It’s worth re-emphasizing the key differences between these studies and prior studies that failed to find social place cells; not only did the animals in the present studies have significant social interactions with each other, but also they were engaged in tasks in which they were motivated to pay attention to the location of the other individual . Where their fellow bat or rat went determined where they were supposed to go in order to get a reward, and somehow, that simple manipulation of giving them a reason to pay attention to the other’s location prompted cells in their hippocampus to “care” about (i.e. be active in response to) another’s location.

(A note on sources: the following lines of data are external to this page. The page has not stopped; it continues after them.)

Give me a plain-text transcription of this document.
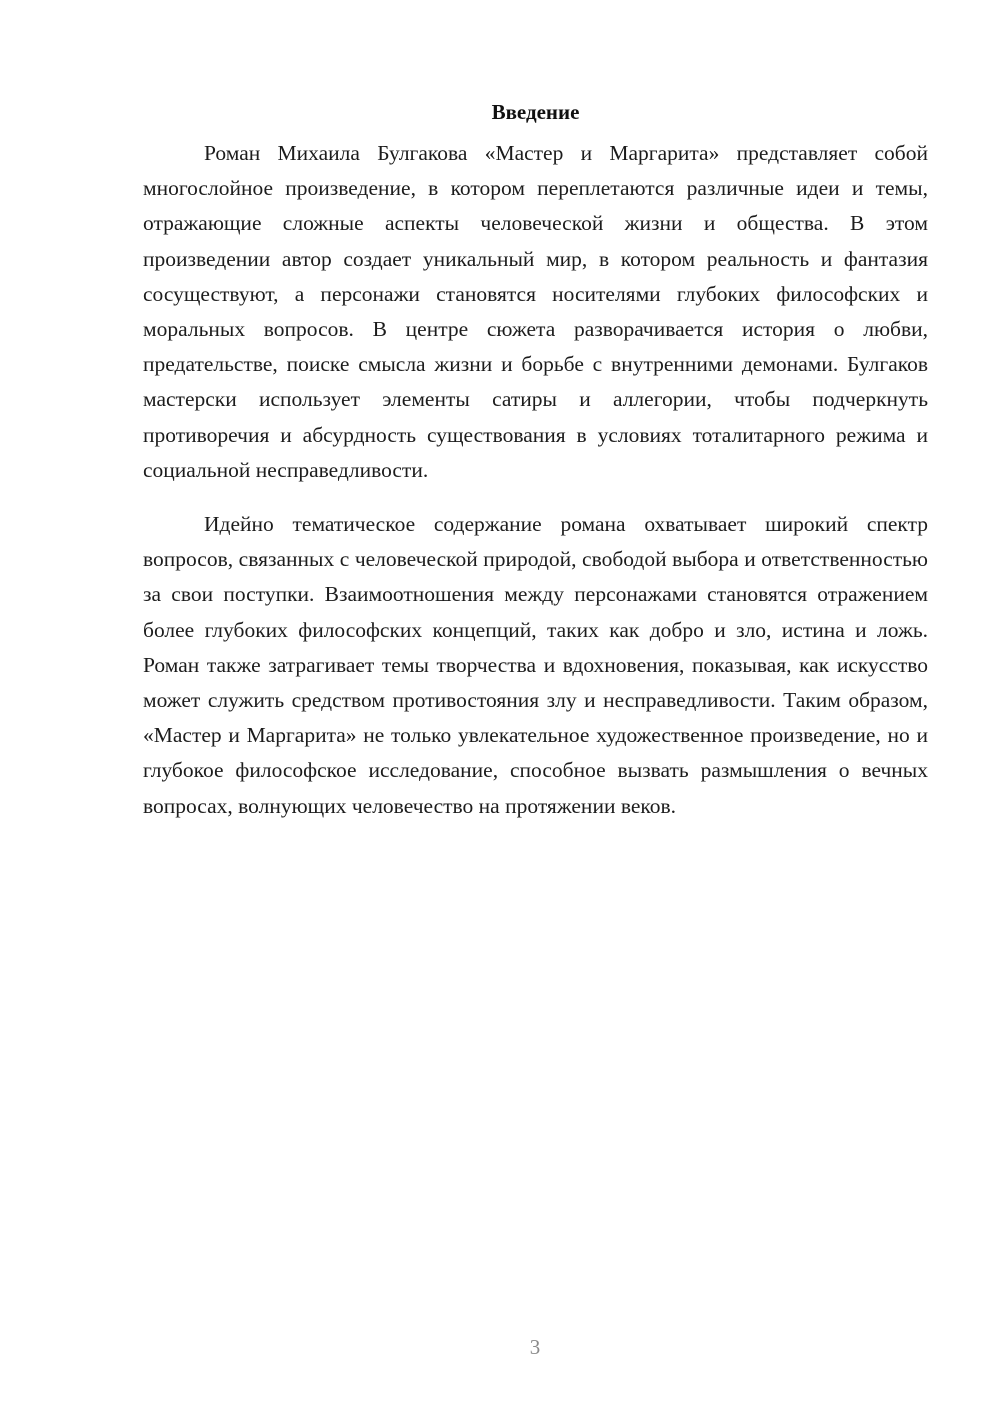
Введение

Роман Михаила Булгакова «Мастер и Маргарита» представляет собой многослойное произведение, в котором переплетаются различные идеи и темы, отражающие сложные аспекты человеческой жизни и общества. В этом произведении автор создает уникальный мир, в котором реальность и фантазия сосуществуют, а персонажи становятся носителями глубоких философских и моральных вопросов. В центре сюжета разворачивается история о любви, предательстве, поиске смысла жизни и борьбе с внутренними демонами. Булгаков мастерски использует элементы сатиры и аллегории, чтобы подчеркнуть противоречия и абсурдность существования в условиях тоталитарного режима и социальной несправедливости.

Идейно тематическое содержание романа охватывает широкий спектр вопросов, связанных с человеческой природой, свободой выбора и ответственностью за свои поступки. Взаимоотношения между персонажами становятся отражением более глубоких философских концепций, таких как добро и зло, истина и ложь. Роман также затрагивает темы творчества и вдохновения, показывая, как искусство может служить средством противостояния злу и несправедливости. Таким образом, «Мастер и Маргарита» не только увлекательное художественное произведение, но и глубокое философское исследование, способное вызвать размышления о вечных вопросах, волнующих человечество на протяжении веков.

3
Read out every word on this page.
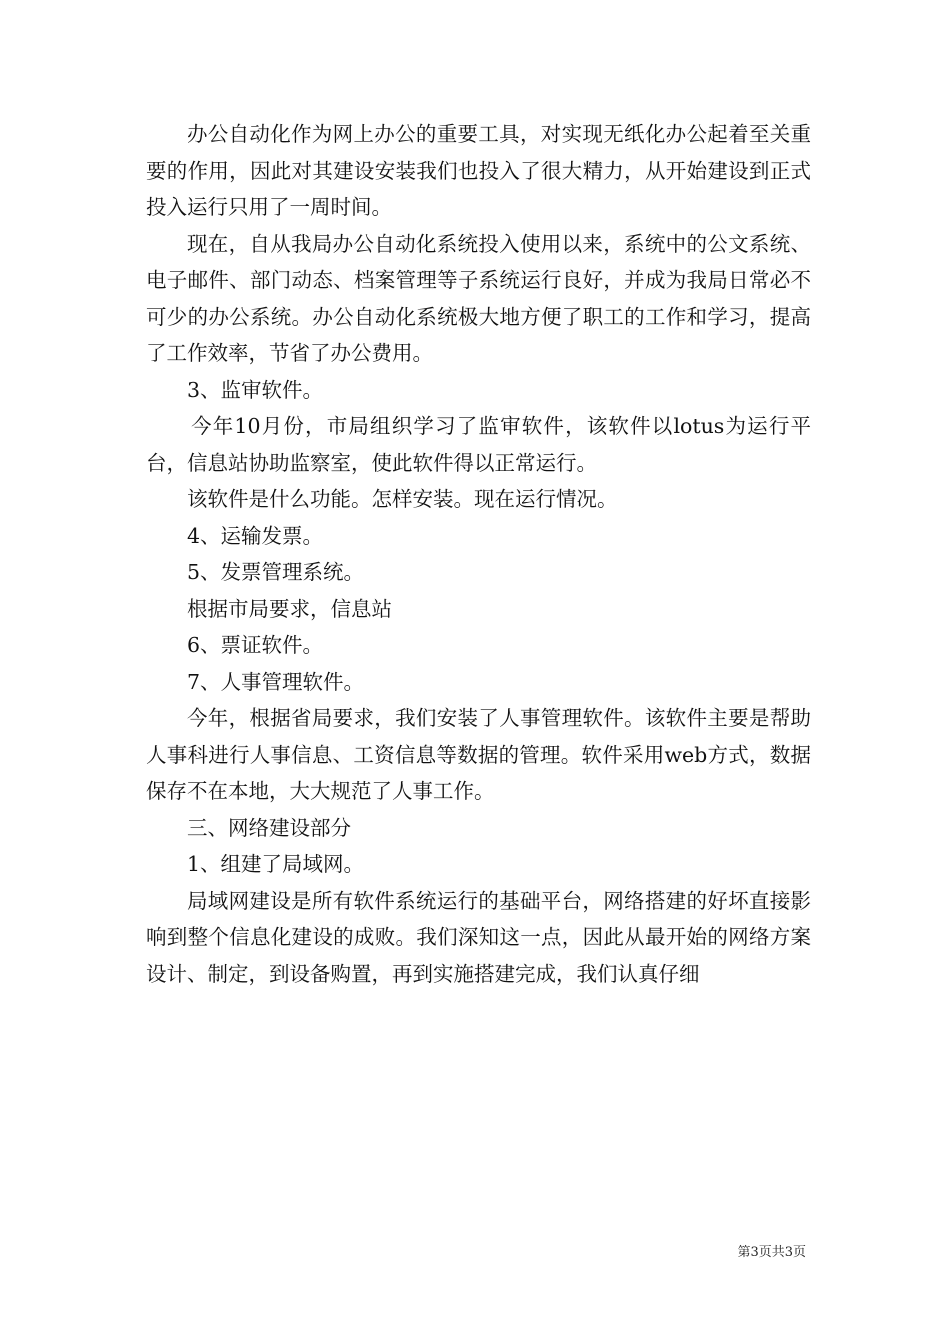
办公自动化作为网上办公的重要工具，对实现无纸化办公起着至关重要的作用，因此对其建设安装我们也投入了很大精力，从开始建设到正式投入运行只用了一周时间。

现在，自从我局办公自动化系统投入使用以来，系统中的公文系统、电子邮件、部门动态、档案管理等子系统运行良好，并成为我局日常必不可少的办公系统。办公自动化系统极大地方便了职工的工作和学习，提高了工作效率，节省了办公费用。

3、监审软件。

今年10月份，市局组织学习了监审软件，该软件以lotus为运行平台，信息站协助监察室，使此软件得以正常运行。

该软件是什么功能。怎样安装。现在运行情况。

4、运输发票。

5、发票管理系统。

根据市局要求，信息站

6、票证软件。

7、人事管理软件。

今年，根据省局要求，我们安装了人事管理软件。该软件主要是帮助人事科进行人事信息、工资信息等数据的管理。软件采用web方式，数据保存不在本地，大大规范了人事工作。

三、网络建设部分

1、组建了局域网。

局域网建设是所有软件系统运行的基础平台，网络搭建的好坏直接影响到整个信息化建设的成败。我们深知这一点，因此从最开始的网络方案设计、制定，到设备购置，再到实施搭建完成，我们认真仔细

第3页共3页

In my mind, this is not unlike how, whether consciously or subconsciously, your future trajectory may be influenced by the location of your child (“how can I be sure to keep him/her out of danger?”) or your crush (“how can I find an excuse to talk to him/her?”). While we have yet to fully understand how these various sorts of motivations manifest in the brain and could feasibly form and maintain social place cells in the hippocampus, I find it incredible that the brain could have the means to wire up its own GPS tracking system. A little creepy, perhaps, but incredible.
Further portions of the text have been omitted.